Sunday, July 27, 2014

Damn Love by Jasmine Beach-Ferrara

Damn Love is an interesting collection of nine stories. They are linked by place—they are mostly set in San Francisco and Durham, North Carolina—and by characters. A minor character in one story will be the protagonist in another. Each story, however, stands alone and can be read in random order. You don't need to know, for example, that Weasel, the drug addict protagonist in the eighth story, is a patient of Ruth, the doctor protagonist in the first story. But because characters turn up in different roles in different stories, the book gains in richness and resonance.

This is Jasmine Beach-Ferrara's first book. She has an MFA from the Warren Wilson Program for Writers, but does not suffer from what I consider the MFA-disease: glorious sentences in stories that have no content (or about young people in dead-end jobs and dead-end romances). She is a minister in the United Church of Christ and the executive director of the Campaign for Southern Equality, which promotes LGBT rights in the South. On the evidence of Damn Love she has already had a full and interesting life.

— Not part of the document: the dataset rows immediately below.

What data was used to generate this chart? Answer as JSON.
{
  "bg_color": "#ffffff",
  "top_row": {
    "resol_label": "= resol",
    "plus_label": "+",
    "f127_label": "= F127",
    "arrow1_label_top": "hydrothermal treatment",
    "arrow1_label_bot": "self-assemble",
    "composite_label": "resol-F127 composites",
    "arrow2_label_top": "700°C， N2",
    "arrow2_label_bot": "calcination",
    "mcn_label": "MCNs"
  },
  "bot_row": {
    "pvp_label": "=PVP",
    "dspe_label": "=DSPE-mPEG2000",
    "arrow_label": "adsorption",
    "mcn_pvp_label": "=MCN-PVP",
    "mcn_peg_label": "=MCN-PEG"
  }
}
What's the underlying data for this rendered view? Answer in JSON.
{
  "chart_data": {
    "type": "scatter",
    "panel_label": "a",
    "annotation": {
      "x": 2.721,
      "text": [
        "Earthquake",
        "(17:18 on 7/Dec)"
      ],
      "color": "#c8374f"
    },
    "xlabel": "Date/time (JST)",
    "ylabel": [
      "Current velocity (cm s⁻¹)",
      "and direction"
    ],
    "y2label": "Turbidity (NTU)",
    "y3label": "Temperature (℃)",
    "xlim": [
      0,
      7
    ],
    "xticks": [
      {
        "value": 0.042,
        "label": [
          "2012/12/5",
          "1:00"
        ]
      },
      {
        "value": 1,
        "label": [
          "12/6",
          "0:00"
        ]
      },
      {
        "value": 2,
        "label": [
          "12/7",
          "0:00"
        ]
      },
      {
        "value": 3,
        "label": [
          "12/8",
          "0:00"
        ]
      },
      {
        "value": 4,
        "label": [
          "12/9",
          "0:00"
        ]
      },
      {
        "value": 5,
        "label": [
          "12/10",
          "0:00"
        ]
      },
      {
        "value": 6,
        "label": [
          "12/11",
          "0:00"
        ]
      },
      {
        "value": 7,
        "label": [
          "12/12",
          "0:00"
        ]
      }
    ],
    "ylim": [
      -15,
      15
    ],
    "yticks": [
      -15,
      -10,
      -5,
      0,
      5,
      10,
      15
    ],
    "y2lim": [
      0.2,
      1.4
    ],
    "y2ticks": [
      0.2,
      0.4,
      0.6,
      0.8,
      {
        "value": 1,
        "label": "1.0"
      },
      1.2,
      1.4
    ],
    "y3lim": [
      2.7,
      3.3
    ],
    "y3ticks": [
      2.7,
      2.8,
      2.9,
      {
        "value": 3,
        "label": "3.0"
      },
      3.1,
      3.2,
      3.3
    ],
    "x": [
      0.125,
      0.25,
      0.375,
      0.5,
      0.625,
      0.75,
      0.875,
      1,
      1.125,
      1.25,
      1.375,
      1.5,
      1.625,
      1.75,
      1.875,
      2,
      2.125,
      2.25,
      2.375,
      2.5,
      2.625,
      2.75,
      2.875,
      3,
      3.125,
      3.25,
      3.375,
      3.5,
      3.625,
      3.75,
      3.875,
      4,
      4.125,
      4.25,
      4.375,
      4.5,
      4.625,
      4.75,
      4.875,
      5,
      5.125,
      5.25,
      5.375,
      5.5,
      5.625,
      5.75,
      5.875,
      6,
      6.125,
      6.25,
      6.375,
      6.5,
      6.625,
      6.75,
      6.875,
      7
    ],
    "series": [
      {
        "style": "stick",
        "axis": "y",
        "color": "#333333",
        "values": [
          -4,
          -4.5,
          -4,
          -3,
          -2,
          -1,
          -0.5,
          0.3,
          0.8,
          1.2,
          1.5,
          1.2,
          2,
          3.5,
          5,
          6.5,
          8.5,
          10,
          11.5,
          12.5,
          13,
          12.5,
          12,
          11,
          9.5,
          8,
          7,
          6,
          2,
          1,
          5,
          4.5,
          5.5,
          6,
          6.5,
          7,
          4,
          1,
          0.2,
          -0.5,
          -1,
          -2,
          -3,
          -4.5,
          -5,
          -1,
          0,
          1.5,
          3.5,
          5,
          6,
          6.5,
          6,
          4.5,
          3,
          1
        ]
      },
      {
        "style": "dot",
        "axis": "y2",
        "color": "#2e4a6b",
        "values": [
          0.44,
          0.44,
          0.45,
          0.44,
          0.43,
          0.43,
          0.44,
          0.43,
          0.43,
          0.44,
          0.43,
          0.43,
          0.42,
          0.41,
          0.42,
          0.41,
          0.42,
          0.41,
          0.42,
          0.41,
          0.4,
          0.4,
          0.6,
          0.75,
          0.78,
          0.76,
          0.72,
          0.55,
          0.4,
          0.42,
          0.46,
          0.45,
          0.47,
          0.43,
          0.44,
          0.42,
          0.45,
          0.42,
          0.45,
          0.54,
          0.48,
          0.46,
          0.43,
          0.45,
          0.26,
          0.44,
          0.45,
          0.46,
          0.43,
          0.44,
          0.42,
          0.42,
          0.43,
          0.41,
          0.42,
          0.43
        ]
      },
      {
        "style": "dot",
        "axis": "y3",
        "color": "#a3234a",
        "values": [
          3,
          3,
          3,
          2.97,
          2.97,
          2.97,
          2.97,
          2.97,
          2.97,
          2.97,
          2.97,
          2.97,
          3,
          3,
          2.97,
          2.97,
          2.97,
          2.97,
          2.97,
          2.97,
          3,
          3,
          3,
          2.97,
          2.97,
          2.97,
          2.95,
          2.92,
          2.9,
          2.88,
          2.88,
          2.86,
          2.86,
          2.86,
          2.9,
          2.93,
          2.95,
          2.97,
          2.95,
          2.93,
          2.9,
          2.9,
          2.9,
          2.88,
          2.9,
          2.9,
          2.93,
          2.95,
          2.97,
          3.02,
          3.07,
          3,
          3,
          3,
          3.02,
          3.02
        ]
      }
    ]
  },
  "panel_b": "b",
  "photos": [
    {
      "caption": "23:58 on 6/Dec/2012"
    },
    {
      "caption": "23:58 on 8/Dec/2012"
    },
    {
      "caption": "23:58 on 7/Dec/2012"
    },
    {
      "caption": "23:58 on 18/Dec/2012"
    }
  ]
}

The main characters, male and female, are lesbian and gay. The stories evoke the ecstasy and pain of love—love unrequited, love requited, love lost, damn love. They involve love between two women, between two men, between parents and children, and between siblings. And it's never easy. Here's how one story begins:

"In early May, Doctors Reddi and Lombardo shocked each other by confessing that they had fallen in love with the same woman. That Reddi and Lombardo were best friends and that this woman, Erin Champion, had been married to another woman for six years meant that it would be a difficult season for all of them. They knew this, and yet they could not help themselves."

In some stories, the main character tells her or his own story. In others, Beach-Ferrara uses the third person point of view. In all the stories, the characters struggle with what they want, what they can get, and what they have to settle for—just like real life.

One of the stories I found especially strong in a strong collection is "Love the Soldier." Keisha, who is gay, is a cop and a member of the National Guard about to be deployed to Iraq with her MP unit. She and her partner are trying to finally put away a Durham drug dealer and when Keisha is off duty she is trying to deal with her parents. Her mother doesn't want her to go, and if she has to, to get office duty. Her father is a preacher who opposes the war. Toward the end of the story, Keisha and her mother (and 1,000 parishioners) attend a Sunday service in which her father preaches about the war and his daughter's involvement in it. The lesson: As one should hate the sin but love the sinner, hate the war but love the soldier. Powerful, persuasive, and moving.